First
In[2]:= $Version
Out[2]= "10.0 for Microsoft Windows (64-bit) (June 29, 2014)"
In[6]:= Assuming[Element[M, Matrices[{2, 2}]] && Element[Z, Matrices[{2, 2}]], Simplify[M == M Z]]
Out[6]= False
With this elementwise multiplication has been ordered. The result is almost always correct, with the exception of Z = {{1,1},{1,1}} or M = {{0,0},{0,0}} - over the complex numbers (which is the default field in Mathematica), so, with other words, the result is itself false. If matrix multiplication is ordered, the outcome is
In[9]:= Assuming[Element[M, Matrices[{2, 2}]] && Element[Z, Matrices[{2, 2}]], Simplify[M == M . Z]]
Out[9]= M == M.Z
In[10]:= Assuming[Element[M, Matrices[{2, 2}]], Simplify[M == M . IdentityMatrix[2]]]
Out[10]= M == M.{{1, 0}, {0, 1}}
Here Mathematica in fact states I don't know, which is the usual outcome for unspecified symbols:
In[11]:= a == b + c
Out[11]= a == b + c
In[12]:= a == b + c /. {a -> 7, b -> -1, c -> 8}
Out[12]= True
Equal[] returns True if lhs and rhs are identical. For M = M Z or M = M . Z this is unkown, because they do not evaluate to something.
You mean a check if assuming Element[M, Matrices[{2, 2}]] && Element[Z, Matrices[{2, 2}]] is then Element[M Z, Matrices[{2,2}]] or Element[M . Z, Matrices[{2,2}]] true?
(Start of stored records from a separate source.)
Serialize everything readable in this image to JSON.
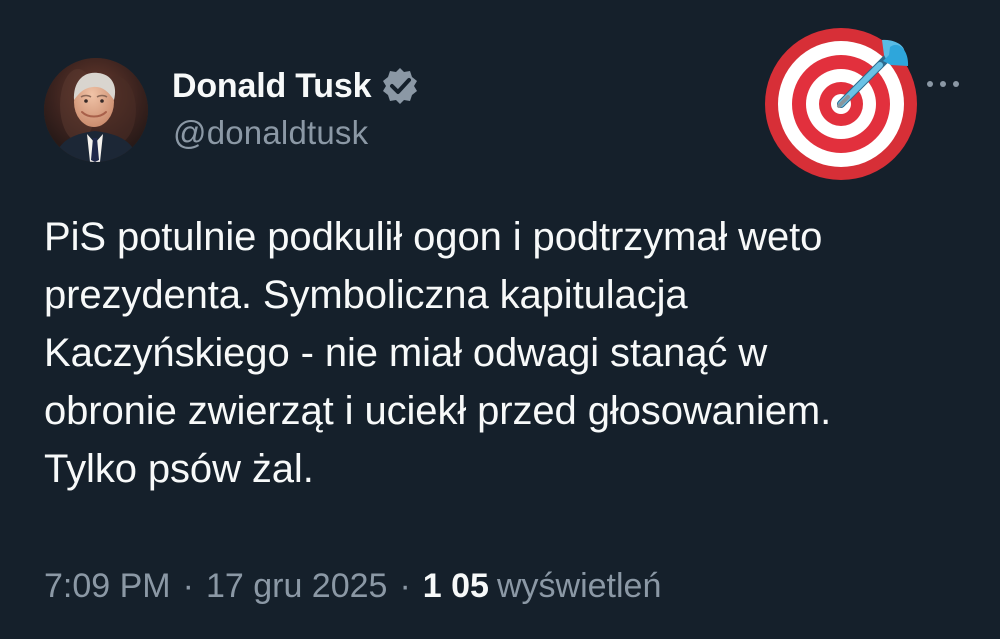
{
  "author": {
    "display_name": "Donald Tusk",
    "handle": "@donaldtusk",
    "verified": true
  },
  "tweet": {
    "text": "PiS potulnie podkulił ogon i podtrzymał weto\nprezydenta. Symboliczna  kapitulacja\nKaczyńskiego - nie miał odwagi stanąć w\nobronie zwierząt i uciekł przed głosowaniem.\nTylko psów żal.",
    "time": "7:09 PM",
    "separator": "·",
    "date": "17 gru 2025",
    "views_count": "1 05",
    "views_label": "wyświetleń"
  },
  "icons": {
    "verified": "verified-badge-icon",
    "target": "target-emoji-icon",
    "more": "more-options-icon"
  },
  "colors": {
    "background": "#15202b",
    "primary_text": "#f7f9f9",
    "secondary_text": "#8b98a5",
    "target_red": "#e2303d",
    "verified_badge": "#8b98a5"
  }
}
You cannot test this with Equal[]. A way is In[16]
$Assumptions = {M \[Element] Matrices[{2, 2}], Z \[Element] Matrices[{2, 2}]};
Out[14]= {M \[Element] Matrices[{2, 2}, Complexes, {}],
Z \[Element] Matrices[{2, 2}, Complexes, {}]}
In[33]:= M Z // TensorDimensions
During evaluation of In[33]:= TensorDimensions::ttimes: Product of nonscalar expressions encountered in M Z. >>
Out[33]= TensorDimensions[M Z]
In[36]:= {{x1, x2}, {x3, x4}} {{y1, y2}, {y3, y4}} // TensorDimensions
Out[36]= {2, 2}
In[16]:= M. Z // TensorDimensions
Out[16]= {2, 2}
In[34]:= $Assumptions = {A \[Element] Arrays[{2, d, 4}], B \[Element] Arrays[{d, d}]};
In[35]:= TensorDimensions[A\[TensorProduct]B]
Out[35]= {2, d, 4, d, d}
elementwise multiplication is not recognized assumptions-symbolically under Mathematica 10 ...